The ordination of women to the priesthood therefore initiated a pro­cess of reception in the Church of England and the wider Church. Reception is not a new concept in the history of the Church: it refers to the reception of the decisions of Councils of the Church by the whole people of the Church, under the guidance of the Holy Spirit.
Because the C of E claims that her orders are those of the whole or universal Church (Catholic, Ortho­dox, Anglican), the new development in the ordination of women must be subject to reception by the whole Church. Otherwise, our Church’s claim about her orders would be in jeopardy. Recognition of the need for reception underpinned theologically the provision that was made in 1992-93 for members of the Church of England not to receive the priestly ministry of women.
The introduction of women bishops would introduce a new phase into the process of reception, calling, theologically and practically, for provision for members of the C of E not to receive the episcopal ministry of women.
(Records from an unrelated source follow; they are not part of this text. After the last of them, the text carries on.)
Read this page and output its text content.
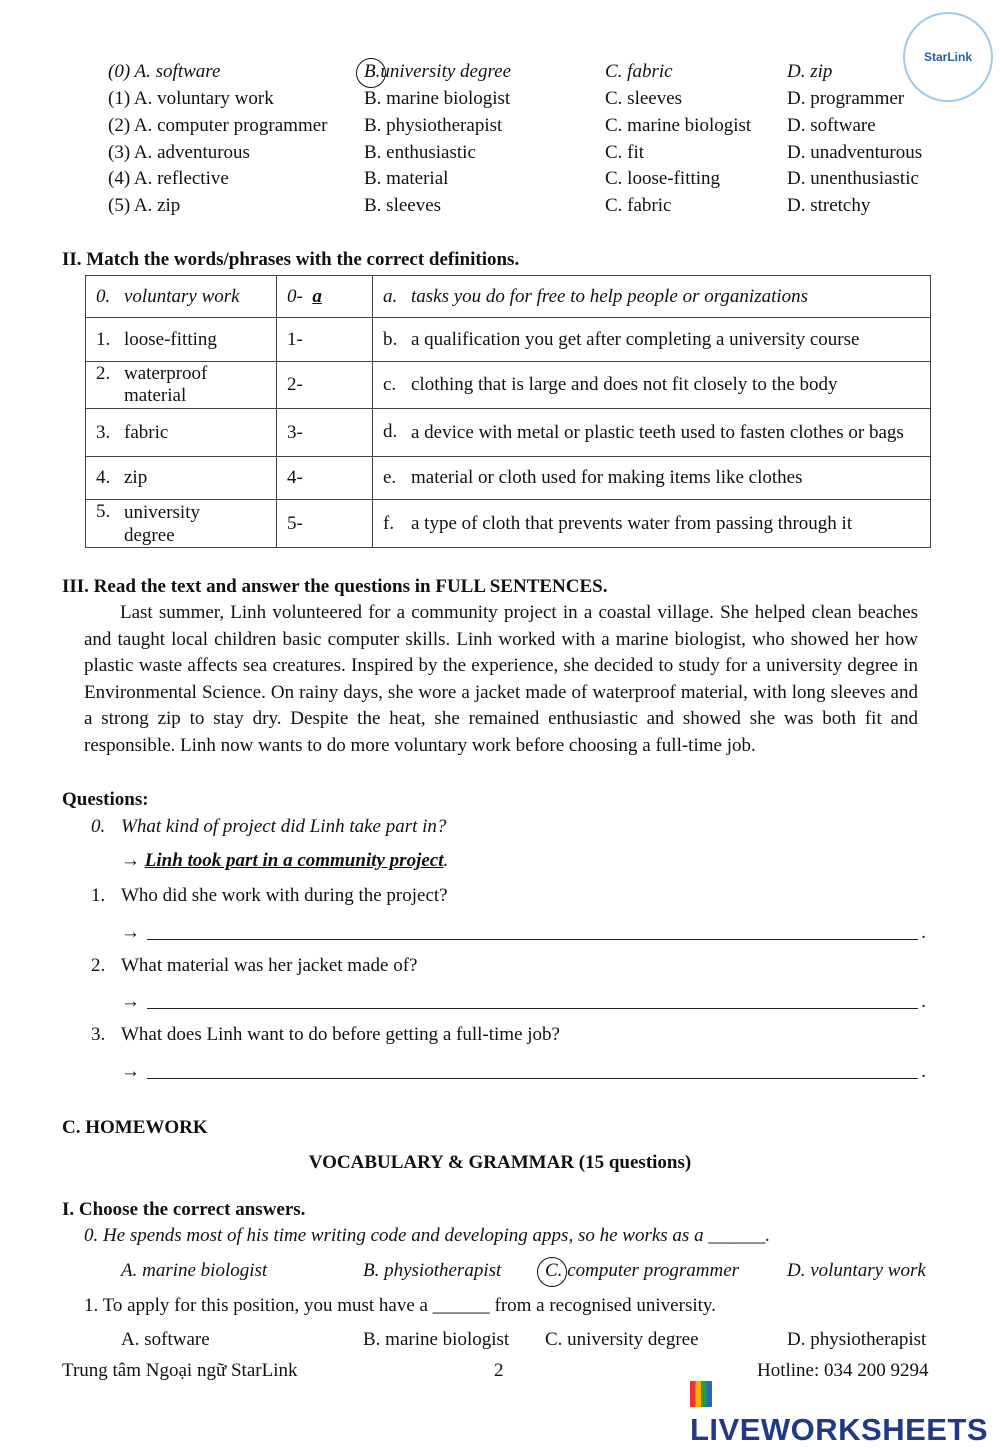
StarLink
(0) A. software	B.university degree	C. fabric	D. zip
(1) A. voluntary work	B. marine biologist	C. sleeves	D. programmer
(2) A. computer programmer B. physiotherapist	C. marine biologist D. software
(3) A. adventurous	B. enthusiastic	C. fit	D. unadventurous
(4) A. reflective	B. material	C. loose-fitting	D. unenthusiastic
(5) A. zip	B. sleeves	C. fabric	D. stretchy
II. Match the words/phrases with the correct definitions.
0. voluntary work	0- a	a. tasks you do for free to help people or organizations
1. loose-fitting	1-	b. a qualification you get after completing a university course
2. waterproof material	2-	c. clothing that is large and does not fit closely to the body
3. fabric	3-	d. a device with metal or plastic teeth used to fasten clothes or bags
4. zip	4-	e. material or cloth used for making items like clothes
5. university degree	5-	f. a type of cloth that prevents water from passing through it
III. Read the text and answer the questions in FULL SENTENCES.
Last summer, Linh volunteered for a community project in a coastal village. She helped clean beaches and taught local children basic computer skills. Linh worked with a marine biologist, who showed her how plastic waste affects sea creatures. Inspired by the experience, she decided to study for a university degree in Environmental Science. On rainy days, she wore a jacket made of waterproof material, with long sleeves and a strong zip to stay dry. Despite the heat, she remained enthusiastic and showed she was both fit and responsible. Linh now wants to do more voluntary work before choosing a full-time job.
Questions:
0. What kind of project did Linh take part in?
→ Linh took part in a community project.
1. Who did she work with during the project?
→	.
2. What material was her jacket made of?
→	.
3. What does Linh want to do before getting a full-time job?
→	.
C. HOMEWORK
VOCABULARY & GRAMMAR (15 questions)
I. Choose the correct answers.
0. He spends most of his time writing code and developing apps, so he works as a ______.
A. marine biologist	B. physiotherapist C. computer programmer	D. voluntary work
1. To apply for this position, you must have a ______ from a recognised university.
A. software	B. marine biologist C. university degree	D. physiotherapist
Trung tâm Ngoại ngữ StarLink	2	Hotline: 034 200 9294
LIVEWORKSHEETS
According to Anglican ordinals, priests have to be ordained by bishops. Those who are unable to receive the ministry of women bishops cannot receive the ministry of those who have been ordained by women bishops, because ordination is an essentially episcopal ministry.
The problem then, particularly for lay traditionalists, would be how they can be sure that a priest presiding at the eucharist has been ordained by a male bishop, in a line of bishops and priests which is an explicit continua­tion of the orders of bishops and priests as the Church has received them. Without that assurance, they do not have the assurance of the grace of God in the sacrament.
This is not to denigrate the minis­try of women priests, or to say that the grace of God is not present when they preside at the eucharist. But it is to say that the same sacramental as­surance is not available when women preside at the eucharist, or ordain priests — because there is doubt that, in their ordination, the Church of England is continuing the Catholic orders of the universal Church.
Bishop Kenneth Kirk wrote in a paper for the Church Assembly in 1947 that “where the sacraments are concerned, the Church is always obliged to take the least doubtful course.” For this reason, we cannot receive the priestly or episcopal minis­try of women.
It is sometimes objected that Article XXVI says that the “un­worthiness of ministers” does not hinder the effect of the sacrament. If we read the Article in full, however, we see that the unworthiness referred to is not an issue about holy orders, but serious moral unworthiness: “wicked­ness”.
Indeed, the Article teaches the principle of sacramental assurance, namely, that the grace of God is present in the sacrament when it is rightly and duly administered, in accordance with the teaching and practice of the undivided Church. This requires the continuation of the orders of bishops and priests as the Church has received them, going back to the time of the Apostles.

Canon Simon Killwick is the Rector of Christ Church, Moss Side, Manchester, and chairman of the Catholic Group on the General Synod.